Suppose you have a categorical variable named var1
in a list cat_vars
:
cat_vars = ['var1','var2','var3']
data = TabularDataBunch.from_df(path, df, dep_var,
valid_idx=valid_idx,
procs=procs,
cat_names=cat_vars,
cont_names=cont_vars,
bs=128)
learn = tabular_learner(data, layers=[1000,500],
emb_szs=emb_szs,
ps=[0.05,0.05], emb_drop=0.05, metrics=rmse)
Then you can access the categories encoded in the corresponding embedding matrix as follows:
learn.data.classes['var1']
This command returns:
array(['#na#', '135-04003-401', '135-04005-001', '145-20231-001', ..., 'V57466215 000 00', 'V57466216 200 00',
'V57466248 200 00', 'V57466517 001 00'], dtype=object)

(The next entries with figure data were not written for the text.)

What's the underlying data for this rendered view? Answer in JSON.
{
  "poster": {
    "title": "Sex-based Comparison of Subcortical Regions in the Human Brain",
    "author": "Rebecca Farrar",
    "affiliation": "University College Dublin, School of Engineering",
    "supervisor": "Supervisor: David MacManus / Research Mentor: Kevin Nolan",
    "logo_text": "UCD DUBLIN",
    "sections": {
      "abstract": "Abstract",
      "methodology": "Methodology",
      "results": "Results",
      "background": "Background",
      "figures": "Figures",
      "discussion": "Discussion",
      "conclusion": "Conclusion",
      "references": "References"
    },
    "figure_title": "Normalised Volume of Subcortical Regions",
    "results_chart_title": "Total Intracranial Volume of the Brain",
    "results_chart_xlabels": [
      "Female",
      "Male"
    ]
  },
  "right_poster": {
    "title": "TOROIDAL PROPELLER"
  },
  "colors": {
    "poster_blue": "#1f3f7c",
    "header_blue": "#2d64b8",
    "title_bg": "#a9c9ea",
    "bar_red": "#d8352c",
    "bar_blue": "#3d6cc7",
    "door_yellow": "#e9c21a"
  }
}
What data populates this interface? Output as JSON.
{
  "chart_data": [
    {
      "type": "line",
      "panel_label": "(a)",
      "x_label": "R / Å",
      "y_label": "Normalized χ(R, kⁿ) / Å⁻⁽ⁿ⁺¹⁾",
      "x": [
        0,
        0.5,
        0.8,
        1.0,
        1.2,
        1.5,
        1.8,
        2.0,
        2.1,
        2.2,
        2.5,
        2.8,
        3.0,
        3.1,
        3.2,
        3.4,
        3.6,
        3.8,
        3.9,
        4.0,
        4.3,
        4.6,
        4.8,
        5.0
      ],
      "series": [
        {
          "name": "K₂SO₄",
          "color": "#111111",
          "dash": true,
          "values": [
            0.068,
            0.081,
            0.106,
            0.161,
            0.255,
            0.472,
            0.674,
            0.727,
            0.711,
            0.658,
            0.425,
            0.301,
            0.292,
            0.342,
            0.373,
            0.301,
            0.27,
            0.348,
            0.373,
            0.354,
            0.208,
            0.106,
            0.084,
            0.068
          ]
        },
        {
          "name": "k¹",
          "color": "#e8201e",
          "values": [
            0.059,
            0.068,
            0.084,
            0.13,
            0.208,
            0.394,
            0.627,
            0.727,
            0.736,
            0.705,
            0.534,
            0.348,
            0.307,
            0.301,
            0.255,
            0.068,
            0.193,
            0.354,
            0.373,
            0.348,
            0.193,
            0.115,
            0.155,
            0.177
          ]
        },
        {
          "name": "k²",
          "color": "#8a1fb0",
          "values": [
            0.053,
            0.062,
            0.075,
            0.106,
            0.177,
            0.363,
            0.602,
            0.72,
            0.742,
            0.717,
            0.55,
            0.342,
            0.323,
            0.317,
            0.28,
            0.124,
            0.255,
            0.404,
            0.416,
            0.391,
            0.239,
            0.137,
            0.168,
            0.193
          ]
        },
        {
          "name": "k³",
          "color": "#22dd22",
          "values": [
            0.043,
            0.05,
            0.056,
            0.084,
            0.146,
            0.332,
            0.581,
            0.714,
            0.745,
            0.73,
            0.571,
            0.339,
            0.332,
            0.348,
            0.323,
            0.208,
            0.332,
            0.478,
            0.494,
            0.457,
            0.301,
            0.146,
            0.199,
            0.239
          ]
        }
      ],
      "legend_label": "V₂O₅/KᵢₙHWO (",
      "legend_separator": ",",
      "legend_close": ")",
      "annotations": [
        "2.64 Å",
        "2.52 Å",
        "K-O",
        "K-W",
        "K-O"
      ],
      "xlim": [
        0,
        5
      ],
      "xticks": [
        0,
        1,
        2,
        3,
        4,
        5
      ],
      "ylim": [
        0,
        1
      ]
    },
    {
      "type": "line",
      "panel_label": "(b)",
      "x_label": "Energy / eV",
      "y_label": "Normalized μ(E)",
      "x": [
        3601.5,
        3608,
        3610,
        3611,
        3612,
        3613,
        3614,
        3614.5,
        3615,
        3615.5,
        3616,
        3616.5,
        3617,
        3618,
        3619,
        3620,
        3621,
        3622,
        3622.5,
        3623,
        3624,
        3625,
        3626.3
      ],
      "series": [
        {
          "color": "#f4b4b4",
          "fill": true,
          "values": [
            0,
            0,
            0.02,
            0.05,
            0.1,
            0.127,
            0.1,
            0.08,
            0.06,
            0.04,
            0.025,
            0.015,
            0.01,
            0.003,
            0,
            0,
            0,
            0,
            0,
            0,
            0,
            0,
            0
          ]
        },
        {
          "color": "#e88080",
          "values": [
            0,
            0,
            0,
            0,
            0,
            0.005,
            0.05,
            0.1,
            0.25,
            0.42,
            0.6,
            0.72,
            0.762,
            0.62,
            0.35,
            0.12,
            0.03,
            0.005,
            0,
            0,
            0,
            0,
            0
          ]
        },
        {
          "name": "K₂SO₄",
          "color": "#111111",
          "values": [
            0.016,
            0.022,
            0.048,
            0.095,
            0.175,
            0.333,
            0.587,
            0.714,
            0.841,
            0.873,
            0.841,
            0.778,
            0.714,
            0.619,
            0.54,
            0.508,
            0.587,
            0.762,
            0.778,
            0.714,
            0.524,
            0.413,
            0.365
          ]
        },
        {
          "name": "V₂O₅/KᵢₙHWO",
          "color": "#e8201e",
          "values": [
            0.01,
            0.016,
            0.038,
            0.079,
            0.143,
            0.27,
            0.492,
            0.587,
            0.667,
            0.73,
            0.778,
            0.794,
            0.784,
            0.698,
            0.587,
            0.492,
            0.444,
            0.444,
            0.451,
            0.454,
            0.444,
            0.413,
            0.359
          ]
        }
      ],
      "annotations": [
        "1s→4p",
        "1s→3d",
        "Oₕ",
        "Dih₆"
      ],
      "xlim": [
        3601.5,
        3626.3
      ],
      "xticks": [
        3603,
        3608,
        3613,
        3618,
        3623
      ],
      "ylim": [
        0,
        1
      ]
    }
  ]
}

As you can see in the above example the category for the ‘unknown’ class is at index 0 ('#na#'
).
Note that in my experience this works only for regression tasks. In a classification task this command returns the following error:
---------------------------------------------------------------------------
TypeError Traceback (most recent call last)
<ipython-input-123-ea9f310c586e> in <module>
----> 1 learn.data.classes['PN']
TypeError: list indices must be integers or slices, not str
Therefore there seems to be an inconsistency in the source code worth checking by the developers.